A segunda noite começou suave com o som dos irmãos Eduardo e Roberto Taufic. Com 10 anos de diferença, os dois irmãos mostraram um entrosamento fantástico. Eduardo, o mais jovem, mora em Natal, Rio Grande do Norte, e Roberto mora na Itália, mas conserva o sotaque nordestino. Apresentaram temas belíssimos como "Fotografia" de Antonio Carlos Jobim. Mais ou menos como na noite anterior, o jazz mais intimista da dupla foi sucedido por uma apresentação mais pauleira e autoral do saxofonista brasiliense Ademir Júnior, que tocou com três músicos mato-grossenses: o próprio Ebinho, o guitarrista Sidnei Duarte e o baterista Sandro Souza.
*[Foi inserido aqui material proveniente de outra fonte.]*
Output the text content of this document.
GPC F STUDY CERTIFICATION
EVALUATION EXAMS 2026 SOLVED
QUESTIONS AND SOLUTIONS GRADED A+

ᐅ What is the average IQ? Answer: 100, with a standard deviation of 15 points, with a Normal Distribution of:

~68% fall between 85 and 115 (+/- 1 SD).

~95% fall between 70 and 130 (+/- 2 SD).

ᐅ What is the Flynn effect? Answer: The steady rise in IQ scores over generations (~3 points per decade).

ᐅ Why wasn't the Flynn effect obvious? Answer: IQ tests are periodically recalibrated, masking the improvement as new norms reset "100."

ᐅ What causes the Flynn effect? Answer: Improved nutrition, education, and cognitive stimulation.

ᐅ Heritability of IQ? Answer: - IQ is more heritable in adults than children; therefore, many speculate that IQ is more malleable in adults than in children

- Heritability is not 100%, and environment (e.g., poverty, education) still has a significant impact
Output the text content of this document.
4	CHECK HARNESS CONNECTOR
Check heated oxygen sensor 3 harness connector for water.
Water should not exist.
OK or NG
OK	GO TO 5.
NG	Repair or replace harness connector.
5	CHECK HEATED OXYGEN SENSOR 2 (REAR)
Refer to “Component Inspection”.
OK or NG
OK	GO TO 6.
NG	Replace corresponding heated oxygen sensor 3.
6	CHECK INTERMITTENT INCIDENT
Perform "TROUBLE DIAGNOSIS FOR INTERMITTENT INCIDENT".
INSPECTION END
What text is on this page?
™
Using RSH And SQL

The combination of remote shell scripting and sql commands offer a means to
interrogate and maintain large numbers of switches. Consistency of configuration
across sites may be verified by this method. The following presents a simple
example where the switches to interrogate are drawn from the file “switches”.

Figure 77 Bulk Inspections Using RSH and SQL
Foi muito bom! Para fechar a noite, o jovem pianista David Feldman apresentou um trabalho que revive o som do lendário Beco das Garrafas, um dos templos da bossa nova no Rio de Janeiro. Ele tocou acompanhado de dois músicos da pesada: o baterista Márcio Bahia e o contrabaixista - cujo nome não me recordo lamentavelmente, mas vou procurar descobrir para registrar aqui - que chegou a tocar no Beco das Garrafas, em Copacabana.
As duas noites foram tão boas que, se me pedissem para escolher qual apresentação gostei mais, teria dificuldade para responder. Foi tudo tão harmonioso, tão agradável que só me resta agradecer o privilégio de poder ter assistido ao início de mais um festival de jazz (sem querer comparar, tive a sorte de ver nascer no Rio de Janeiro o Free Jazz Festival, nos anos 80) e torcer para que venham muitos outros.
Apenas uma observação: os restaurantes da "rua dos restaurantes" não parecem ter se preparado para o evento. O dono de um deles me disse que "não sabia que ia ter mesas na rua". Acho estranho porque eu, que vim de Cuiabá, já sabia que ia ter. Com isso, a gente tinha que ir até o balcão pagar pela bebida ou comida e optava por ir buscar o pedido em alguns minutos ou ficar horas esperando.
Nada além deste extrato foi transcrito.